The Department of Health is commissioning a review into general practice accreditation and asking GPs, practice owners, practice managers and nurses who have experienced the process to provide their feedback.
It comes just months after the DoH overlooked about 1000 general practices as potential covid vaccination clinics in February because they didn’t hold accreditation under the National General Practice Accreditation scheme.
That decision was eventually appealed in May, following advocacy from the AMA that pushed for unaccredited general practices who were part of the National Immunisation Program to be considered as qualified to administer covid vaccines.
But the events still left a bad taste in GPs mouths, given that community pharmacies were able to submit their expression of interest to join the vaccine rollout before unaccredited GP practices.
While the majority of Australia’s 7900 practices are accredited (84%), the review will examine the barriers and incentives for the general practices participating in the scheme.
The independent review, being facilitated by third party healthcare consulting agency mpconsulting, is set to examine the current arrangements for practices, issues for accrediting agencies, alternative accreditation models and overlaps between general practice and educational accreditation.
Practices and GPs will have until midnight tomorrow (Wednesday 8 September) to provide their feedback through the DOH’s Consultation Hub.
The RACGP has welcomed the review and said the evaluation could improve the process for practices wanting to participate in the scheme.
The formal process of practice accreditation was first introduced in 1992 with the DoH funding the RACGP to develop the first edition of the standards for general practice. But the system only evolved to become the NGPA scheme as recently as 2017.
Practices must now meet the 5th edition of the RACGP’s Standards, which run to 184 pages of detailed indicators, modules, standards and criteria.

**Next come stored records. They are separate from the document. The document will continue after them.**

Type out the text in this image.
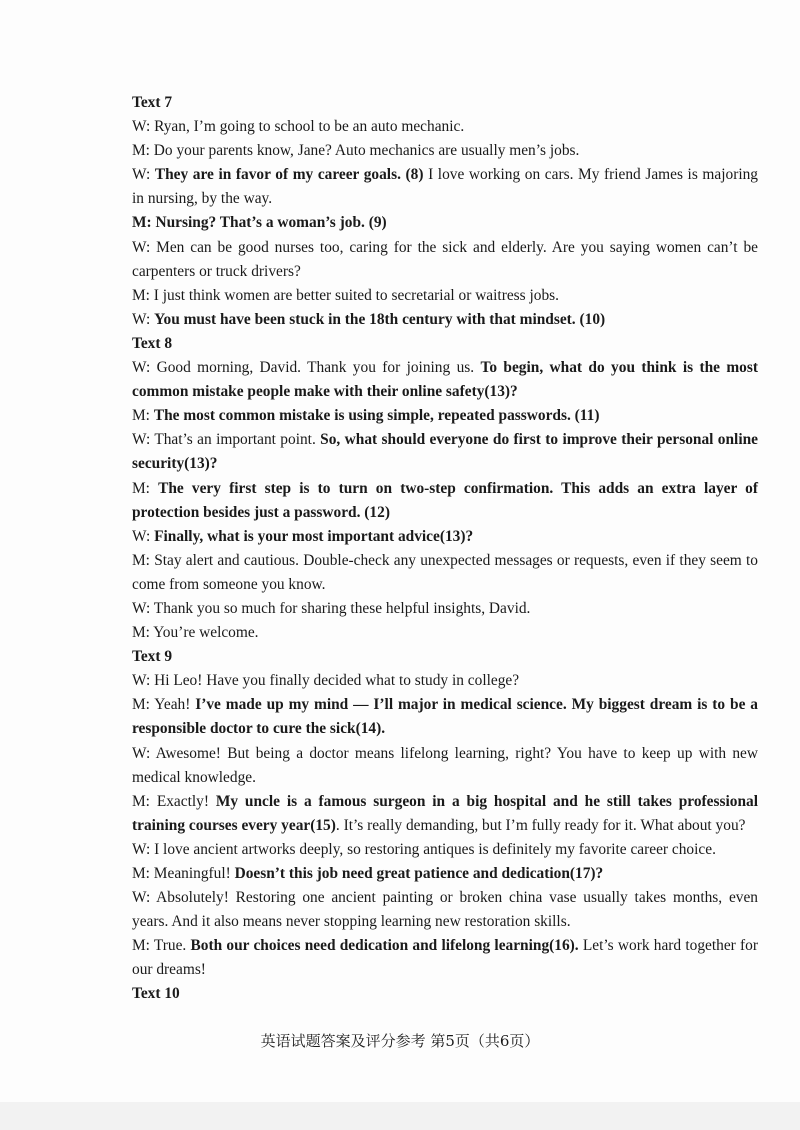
Text 7

W: Ryan, I’m going to school to be an auto mechanic.

M: Do your parents know, Jane? Auto mechanics are usually men’s jobs.

W: They are in favor of my career goals. (8) I love working on cars. My friend James is majoring in nursing, by the way.

M: Nursing? That’s a woman’s job. (9)

W: Men can be good nurses too, caring for the sick and elderly. Are you saying women can’t be carpenters or truck drivers?

M: I just think women are better suited to secretarial or waitress jobs.

W: You must have been stuck in the 18th century with that mindset. (10)

Text 8

W: Good morning, David. Thank you for joining us. To begin, what do you think is the most common mistake people make with their online safety(13)?

M: The most common mistake is using simple, repeated passwords. (11)

W: That’s an important point. So, what should everyone do first to improve their personal online security(13)?

M: The very first step is to turn on two-step confirmation. This adds an extra layer of protection besides just a password. (12)

W: Finally, what is your most important advice(13)?

M: Stay alert and cautious. Double-check any unexpected messages or requests, even if they seem to come from someone you know.

W: Thank you so much for sharing these helpful insights, David.

M: You’re welcome.

Text 9

W: Hi Leo! Have you finally decided what to study in college?

M: Yeah! I’ve made up my mind — I’ll major in medical science. My biggest dream is to be a responsible doctor to cure the sick(14).

W: Awesome! But being a doctor means lifelong learning, right? You have to keep up with new medical knowledge.

M: Exactly! My uncle is a famous surgeon in a big hospital and he still takes professional training courses every year(15). It’s really demanding, but I’m fully ready for it. What about you?

W: I love ancient artworks deeply, so restoring antiques is definitely my favorite career choice.

M: Meaningful! Doesn’t this job need great patience and dedication(17)?

W: Absolutely! Restoring one ancient painting or broken china vase usually takes months, even years. And it also means never stopping learning new restoration skills.

M: True. Both our choices need dedication and lifelong learning(16). Let’s work hard together for our dreams!

Text 10
英语试题答案及评分参考 第5页（共6页）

Any practice owner or manager who has prepared a clinic for accreditation knows the accreditation process is a substantial time commitment that requires additional planning, resources and cash.
One aspect of the review will seek feedback from practices with fewer FTE GPs. For smaller clinics, there has been concern that the accreditation process in combination with their usual daily operations can prove too tedious.
The review will also examine whether the direct costs of accreditation disproportionately impact certain general practices.
The consultation paper from mpconsulting notes that for rural, regional and remote general practices the cost of accreditation has been raised as a significant barrier to participating.
These costs may also be higher for practices who delivered off-site care in the community, given all outreach locations are subject to a site visit.
The survey and feedback portal is online through the Department of Health website.